FITZWATER, District Judge:
The instant motion to remand this action to state court requires the court to decide whether the indemnity agreement at issue is an employee welfare benefit plan within the meaning of the Employee Retirement Income Security Act of 1974 (“ERISA”), 29 U.S.C. §§ 1001-1461. Concluding it is not, the court remands the case to state court.
I
Plaintiff Thomas A. Floerchinger (“Floerchinger”) sued defendants Intelli-call, Inc. (“Intellicall”), Nabil El-Hage, Barry B. Conrad, and Hugh E. Humphrey, Jr. in state court, seeking to recover on theories of conspiracy, wrongful termination, breach of employment contract, libel, and breach of indemnity agreement. Defendants removed the case to this court on the basis that Floerchinger’s breach of indemnity agreement claim is an action for breach of an employee welfare benefit plan, is preempted by ERISA, and therefore invokes this court’s federal question removal jurisdiction. Plaintiff moves to remand the action, contending the indemnity agreement is merely a contract incident to plaintiffs employment, not an employee welfare benefit plan.
II
A
An action that presents only state law claims may be preempted by ERISA, which supersedes “any and all State laws insofar as they may now or hereafter relate to any employee benefit plan described in ... this title.” 29 U.S.C. § 1144(a);
Metropolitan Life Ins. Co. v. Taylor,
481 U.S. 58, 107 S.Ct. 1542, 95 L.Ed.2d 55 (1987). If a claim is preempted by ERISA, the action falls within the court’s federal question jurisdiction and is removable pursuant to 28 U.S.C. § 1441(b).
Taylor,
481 U.S. at 67, 107 S.Ct. at 1548. As relevant to the present case, in order for ERISA to preempt plaintiff’s claim'and confer federal question jurisdiction, the cause of action must involve an “employee welfare benefit plan” within the meaning of the statute.
See Williams v. Wright,
927 F.2d 1540, 1543 (11th Cir.1991);
Memorial Hosp. Sys. v. Northbrook Life Ins. Co.,
904 F.2d 236, 240 (5th Cir.1990). The dispositive issue presented by plaintiff’s motion to remand is whether the indemnity agreement constitutes such a plan.
B
29 U.S.C. § 1002(1) defines an “employee welfare benefit plan” as a plan, fund, or program set up by an employer that provides
(A) medical, surgical, or hospital care or benefits, or benefits in the event of sickness, accident, disability, death or unemployment, or vacation benefits, apprenticeship or other training programs, or day care centers, scholarship funds, or prepaid legal services, or (B) any benefit described in section 186(c) of this title (other than pensions on retirement or death, and insurance to provide such pensions).
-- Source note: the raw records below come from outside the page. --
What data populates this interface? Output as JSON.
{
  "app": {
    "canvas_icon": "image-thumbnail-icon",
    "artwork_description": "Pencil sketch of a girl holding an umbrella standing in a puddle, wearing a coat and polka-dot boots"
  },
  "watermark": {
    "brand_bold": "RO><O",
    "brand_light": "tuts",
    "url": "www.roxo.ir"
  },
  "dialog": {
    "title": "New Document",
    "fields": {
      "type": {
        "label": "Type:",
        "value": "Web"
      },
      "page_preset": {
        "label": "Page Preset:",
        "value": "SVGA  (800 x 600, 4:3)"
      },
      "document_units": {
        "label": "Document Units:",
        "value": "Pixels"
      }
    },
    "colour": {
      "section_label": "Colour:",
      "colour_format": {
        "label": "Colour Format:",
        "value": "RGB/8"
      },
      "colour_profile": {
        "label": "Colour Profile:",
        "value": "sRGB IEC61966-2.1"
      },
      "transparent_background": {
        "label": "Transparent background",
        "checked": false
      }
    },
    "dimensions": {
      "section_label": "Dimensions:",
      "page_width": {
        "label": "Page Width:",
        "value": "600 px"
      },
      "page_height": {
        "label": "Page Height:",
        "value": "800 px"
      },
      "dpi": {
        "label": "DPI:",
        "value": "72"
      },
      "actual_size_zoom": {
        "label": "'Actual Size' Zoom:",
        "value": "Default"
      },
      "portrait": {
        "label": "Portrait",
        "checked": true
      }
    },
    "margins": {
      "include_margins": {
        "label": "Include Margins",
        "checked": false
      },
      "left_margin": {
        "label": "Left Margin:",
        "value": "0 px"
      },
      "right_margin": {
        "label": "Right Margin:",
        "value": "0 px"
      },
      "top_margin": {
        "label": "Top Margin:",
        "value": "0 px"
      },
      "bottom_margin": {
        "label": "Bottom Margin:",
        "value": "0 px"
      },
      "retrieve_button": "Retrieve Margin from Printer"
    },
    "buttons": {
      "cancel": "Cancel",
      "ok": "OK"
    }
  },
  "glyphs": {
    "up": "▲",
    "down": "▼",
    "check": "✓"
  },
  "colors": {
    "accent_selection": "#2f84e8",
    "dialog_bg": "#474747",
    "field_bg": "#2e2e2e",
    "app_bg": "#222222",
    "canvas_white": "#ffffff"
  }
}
29 U.S.C. § 186(c), to which § 1002(1)(B) refers, lists exceptions to the restrictions imposed by § 186(a) and (b) on payments and loans made by an employer to employees, representatives, or labor organizations.
The indemnification agreement in
question in the present case states, in pertinent part:
In the event Indemnitee was, is or becomes a party to or witness or other participant in, or is threatened to be made a party to or , witness or other participant in, a Claim by reason of (or arising in part out of) an Indemnifiable
Event, the Company shall indemnify In-demnitee (without regard to the negligence or other fault of the Indemnitee) to the fullest extent permitted by applicable law, as soon as practicable but in no event later than thirty days after written demand is presented to the Company, against any and all Expenses, judgments, fines, penalties, excise . taxes and amounts paid or to be paid in settlement (including all interest, assessments and other charges paid or payable in connection with or in respect of such Expenses, judgments, fines, penalties, excise taxes or amounts paid or to be paid in settlement) of such Claim.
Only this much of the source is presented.